A once-through steam generator

A VVER steam generator

Westinghouse and Combustion Engineering designs have vertical U-tubes with inverted tubes for the primary water. Canadian, Japanese, French, and German PWR suppliers use the vertical configuration as well. Russian VVER reactor designs use horizontal steam generators, which have the tubes mounted horizontally. Babcock & Wilcox plants (e.g., Three Mile Island) have smaller steam generators that force water through the top of the OTSGs (once-through steam generators; counter-flow to the feedwater) and out the bottom to be recirculated by the reactor coolant pumps. The horizontal design has proven to be less susceptible to degradation than the vertical U-tube design.

===Materials and construction===
The materials that make up the turbine and pipes of a nuclear powered steam generator are specially made and specifically designed to withstand the heat and radiation of the reactor. The water tubes also have to be able to resist corrosion from water for an extended period of time.
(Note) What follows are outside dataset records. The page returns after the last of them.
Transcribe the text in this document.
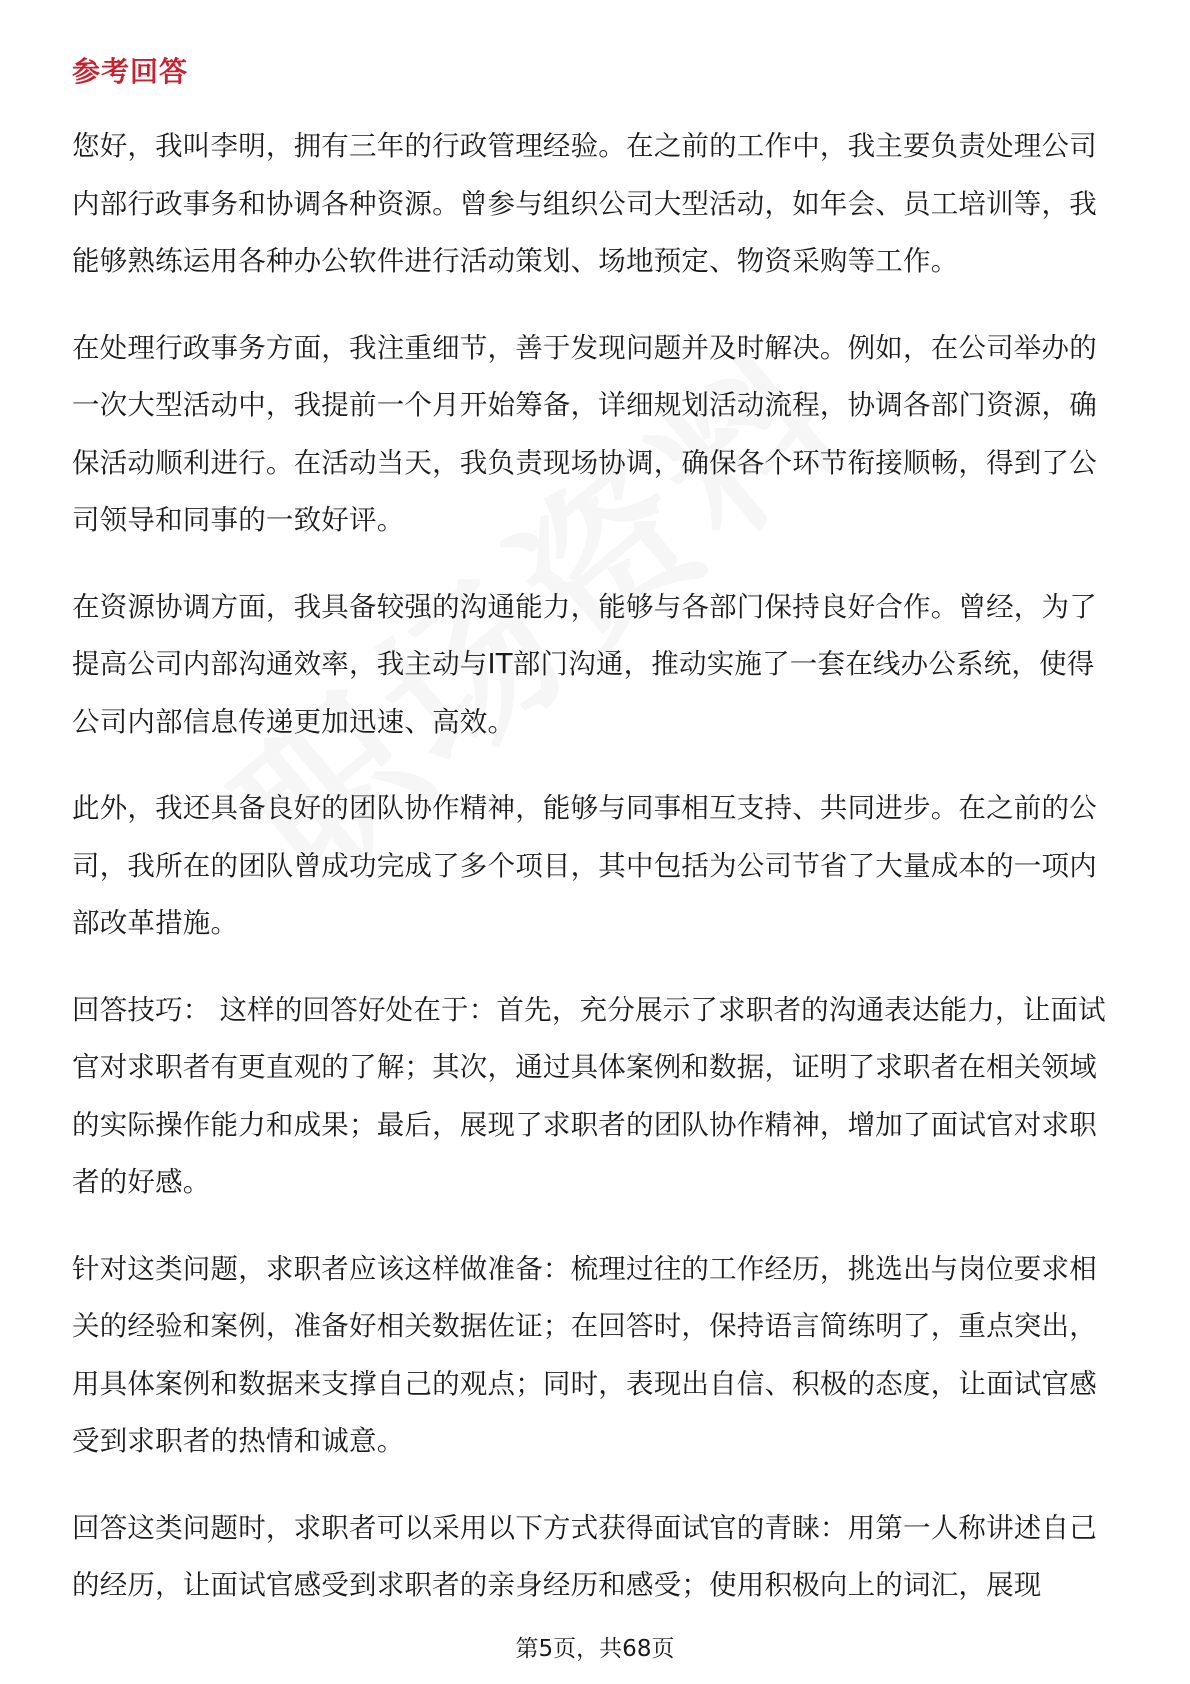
参考回答

您好，我叫李明，拥有三年的行政管理经验。在之前的工作中，我主要负责处理公司内部行政事务和协调各种资源。曾参与组织公司大型活动，如年会、员工培训等，我能够熟练运用各种办公软件进行活动策划、场地预定、物资采购等工作。

在处理行政事务方面，我注重细节，善于发现问题并及时解决。例如，在公司举办的一次大型活动中，我提前一个月开始筹备，详细规划活动流程，协调各部门资源，确保活动顺利进行。在活动当天，我负责现场协调，确保各个环节衔接顺畅，得到了公司领导和同事的一致好评。

在资源协调方面，我具备较强的沟通能力，能够与各部门保持良好合作。曾经，为了提高公司内部沟通效率，我主动与IT部门沟通，推动实施了一套在线办公系统，使得公司内部信息传递更加迅速、高效。

此外，我还具备良好的团队协作精神，能够与同事相互支持、共同进步。在之前的公司，我所在的团队曾成功完成了多个项目，其中包括为公司节省了大量成本的一项内部改革措施。

回答技巧： 这样的回答好处在于：首先，充分展示了求职者的沟通表达能力，让面试官对求职者有更直观的了解；其次，通过具体案例和数据，证明了求职者在相关领域的实际操作能力和成果；最后，展现了求职者的团队协作精神，增加了面试官对求职者的好感。

针对这类问题，求职者应该这样做准备：梳理过往的工作经历，挑选出与岗位要求相关的经验和案例，准备好相关数据佐证；在回答时，保持语言简练明了，重点突出，用具体案例和数据来支撑自己的观点；同时，表现出自信、积极的态度，让面试官感受到求职者的热情和诚意。

回答这类问题时，求职者可以采用以下方式获得面试官的青睐：用第一人称讲述自己的经历，让面试官感受到求职者的亲身经历和感受；使用积极向上的词汇，展现

第5页，共68页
The pipes that are used in American reactors are made of Inconel, either Alloy 600 or Alloy 690. Alloy 690 is made with extra chromium and most facilities heat treat the metal to make it better able to resist heat and corrosion. The high nickel content in Alloy 600 and Alloy 690 make them well suited for resisting acids and high degrees of stress and temperature.

===Degradation===
The annealed, or heat treated, Alloy 600 was prone to tube denting and thinning due to water chemistry. Plants that used the Alloy 600 in their water tubes therefore had to install new water chemistry controllers and change the chemicals they put in the water. Due to this, pipe thinning has been taken care of, but on rare occasions, tube denting still occurs, causing leaks and ruptures. The only way to prevent this is regular maintenance and check-ups, but this forces the reactor to shut down. In some cases, plants replaced their Alloy 600 tubes with Alloy 690 tubes and a few plants were shut down. To prevent future problems, manufacturers of steam turbines for nuclear power plants have improved their fabrication techniques and used other materials, such as stainless steel, to prevent tube denting.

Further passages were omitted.